There is a version of peer review preparation that looks more like fortification. You revise and revise, patch every gap you can anticipate, and submit hoping that reviewers will find nothing to critique.
And, believe me, I understand that impulse completely. When your book is bound up with tenure, promotion, years of accumulated work, and your sense of whether you actually belong in this field, critique can stop feeling like feedback and start feeling like a verdict.

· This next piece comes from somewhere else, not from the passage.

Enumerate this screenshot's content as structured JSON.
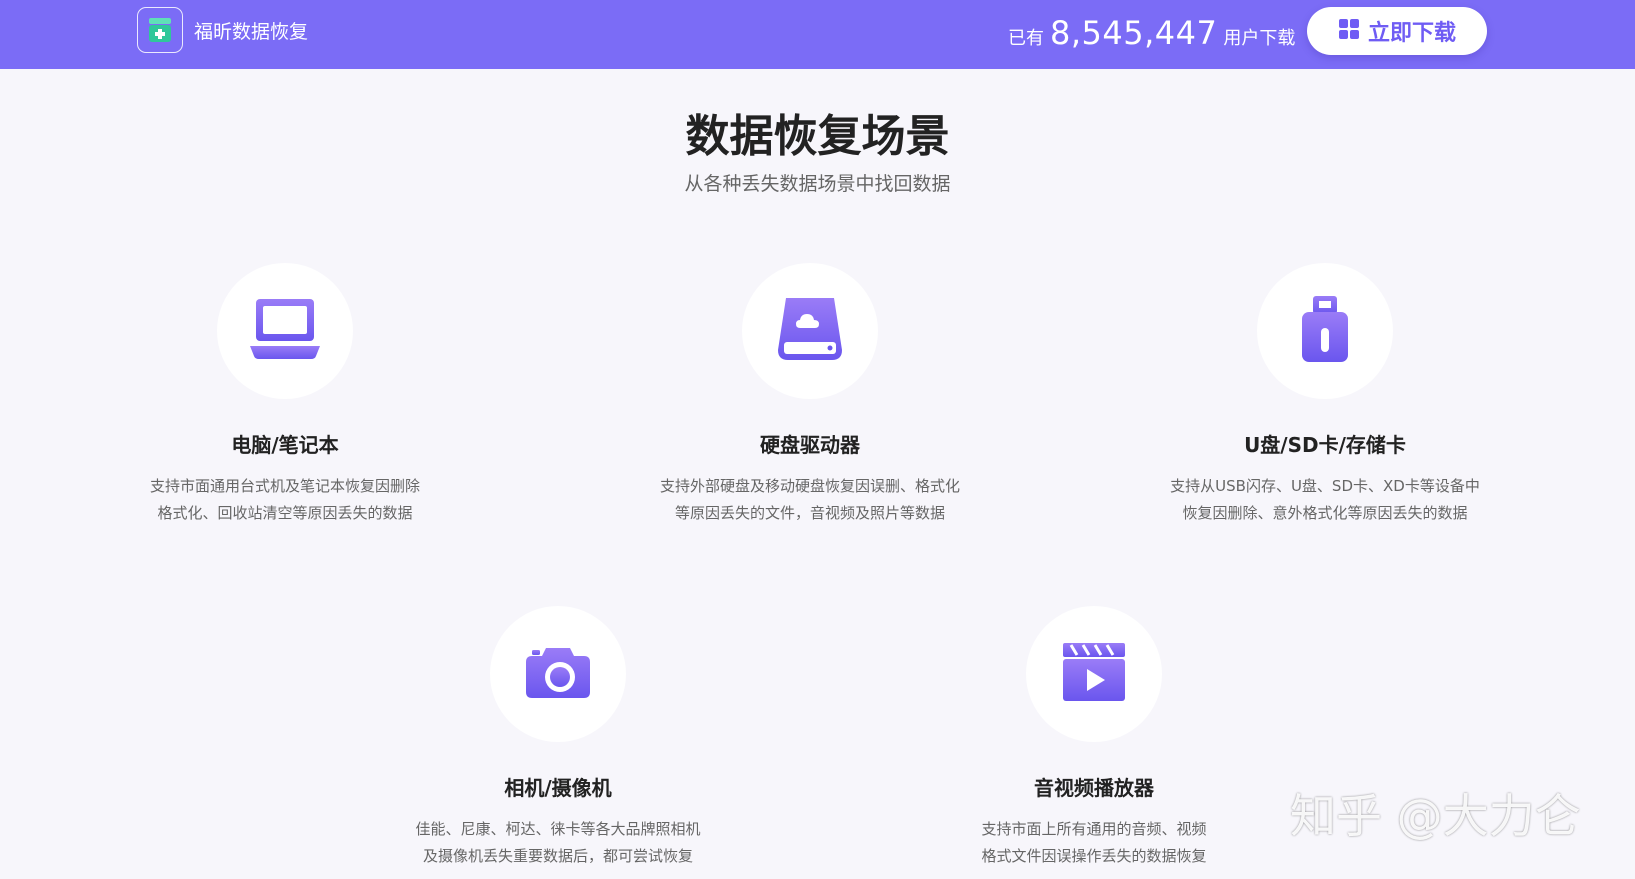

But peer review was never designed to tell you whether you are a real scholar or whether your project deserved to exist. It is diagnostic. It shows what is working, what has not yet come clear on the page, and what the project might need in order to become what it is trying to be.
In this episode, I also get into something harder: how to work with feedback that feels frustrating, unfair, or even hostile, without either collapsing under it or dismissing it out of hand. Not every reviewer is right. Not every suggestion should be followed.
But even a poorly framed or seemingly off-base comment can sometimes be pointing at something real—a problem of scope, audience, framing, or significance that the reviewer couldn’t quite name, but you, once you stop wincing, might be able to see.
The approach I want to emphasize here is about treating reviewer feedback as information rather than punishment, so you can sort through it with more steadiness and judgment than the first raw read usually allows. In the end, the goal of peer review is to come through it with a clearer, stronger, more intentional book—and with a little more trust in your own capacity to receive hard things and keep writing anyway.